Olsen Zakai J, Kim Kwang J
Active Materials and Smart Living (AMSL) Lab, Department of Mechanical Engineering, University of Nevada Las Vegas, Las Vegas, NV, United States.
Front Robot AI. 2019 Nov 1;6:112. doi: 10.3389/frobt.2019.00112. eCollection 2019.

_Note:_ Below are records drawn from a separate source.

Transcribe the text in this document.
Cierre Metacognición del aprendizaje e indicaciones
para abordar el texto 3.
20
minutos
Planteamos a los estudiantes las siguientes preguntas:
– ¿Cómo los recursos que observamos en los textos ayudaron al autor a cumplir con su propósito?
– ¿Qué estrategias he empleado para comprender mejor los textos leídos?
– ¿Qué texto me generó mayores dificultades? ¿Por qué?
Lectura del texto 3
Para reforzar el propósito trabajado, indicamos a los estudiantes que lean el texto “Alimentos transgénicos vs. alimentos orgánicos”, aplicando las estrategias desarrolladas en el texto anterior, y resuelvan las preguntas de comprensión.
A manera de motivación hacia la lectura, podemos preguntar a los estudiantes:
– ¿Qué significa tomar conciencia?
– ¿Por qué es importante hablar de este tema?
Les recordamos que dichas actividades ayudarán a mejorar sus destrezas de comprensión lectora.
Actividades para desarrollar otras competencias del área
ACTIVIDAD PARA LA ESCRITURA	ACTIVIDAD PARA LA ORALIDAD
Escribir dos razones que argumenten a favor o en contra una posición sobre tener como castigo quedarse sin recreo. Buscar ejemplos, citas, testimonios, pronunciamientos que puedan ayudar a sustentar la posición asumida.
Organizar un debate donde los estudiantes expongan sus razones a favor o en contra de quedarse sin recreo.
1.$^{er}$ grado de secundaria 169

Smart materials and soft robotics have been seen to be particularly well-suited for developing biomimetic devices and are active fields of research. In this study, the design and modeling of a new biomimetic soft robot is described. Initial work was made in the modeling of a biomimetic robot based on the locomotion and kinematics of jellyfish. Modifications were made to the governing equations for jellyfish locomotion that accounted for geometric differences between biology and the robotic design. In particular, the capability of the model to account for the mass and geometry of the robot design has been added for better flexibility in the model setup. A simple geometrically defined model is developed and used to show the feasibility of a proposed biomimetic robot under a prescribed geometric deformation to the robot structure. A more robust mechanics model is then developed which uses linear beam theory is coupled to an equivalent circuit model to simulate actuation of the robot with ionic polymer-metal composite (IPMC) actuators. The mechanics model of the soft robot is compared to that of the geometric model as well as biological jellyfish swimming to highlight its improved efficiency. The design models are characterized against a biological jellyfish model in terms of propulsive efficiency. Using the mechanics model, the locomotive energetics as modeled in literature on biological jellyfish are explored. Locomotive efficiency and cost as a function of swimming cycles are examined for various swimming modes developed, followed by an analysis of the initial transient and steady-state swimming velocities. Applications for fluid pumping or thrust vectoring utilizing the same basic robot design are also proposed. The new design shows a clear advantage over its purely biological counterpart for a soft-robot, with the newly proposed biomimetic swimming mode offering enhanced swimming efficiency and steady-state velocities for a given size and volume exchange.
智能材料和软体机器人被认为特别适合用于开发仿生设备,并且是活跃的研究领域。在本研究中,描述了一种新型仿生软体机器人的设计和建模。最初的工作是基于水母的运动和运动学对仿生机器人进行建模。对水母运动的控制方程进行了修改,以考虑生物学与机器人设计之间的几何差异。特别是,模型增加了考虑机器人设计的质量和几何形状的能力,以便在模型设置中具有更好的灵活性。开发了一个简单的几何定义模型,并用于展示所提出的仿生机器人在规定的机器人结构几何变形下的可行性。然后开发了一个更强大的力学模型,该模型使用线性梁理论并与等效电路模型耦合,以模拟使用离子聚合物-金属复合材料(IPMC)致动器的机器人的驱动。将软体机器人的力学模型与几何模型以及生物水母的游动进行比较,以突出其提高的效率。根据推进效率将设计模型与生物水母模型进行对比。使用力学模型,探索了文献中关于生物水母建模的运动能量学。研究了各种开发的游动模式下作为游动周期函数的运动效率和成本,随后分析了初始瞬态和稳态游动速度。还提出了利用相同基本机器人设计进行流体泵送或推力矢量控制的应用。对于软体机器人来说,新设计相对于其纯粹的生物对应物具有明显优势,新提出的仿生游动模式在给定的尺寸和体积交换下提供了更高的游动效率和稳态速度。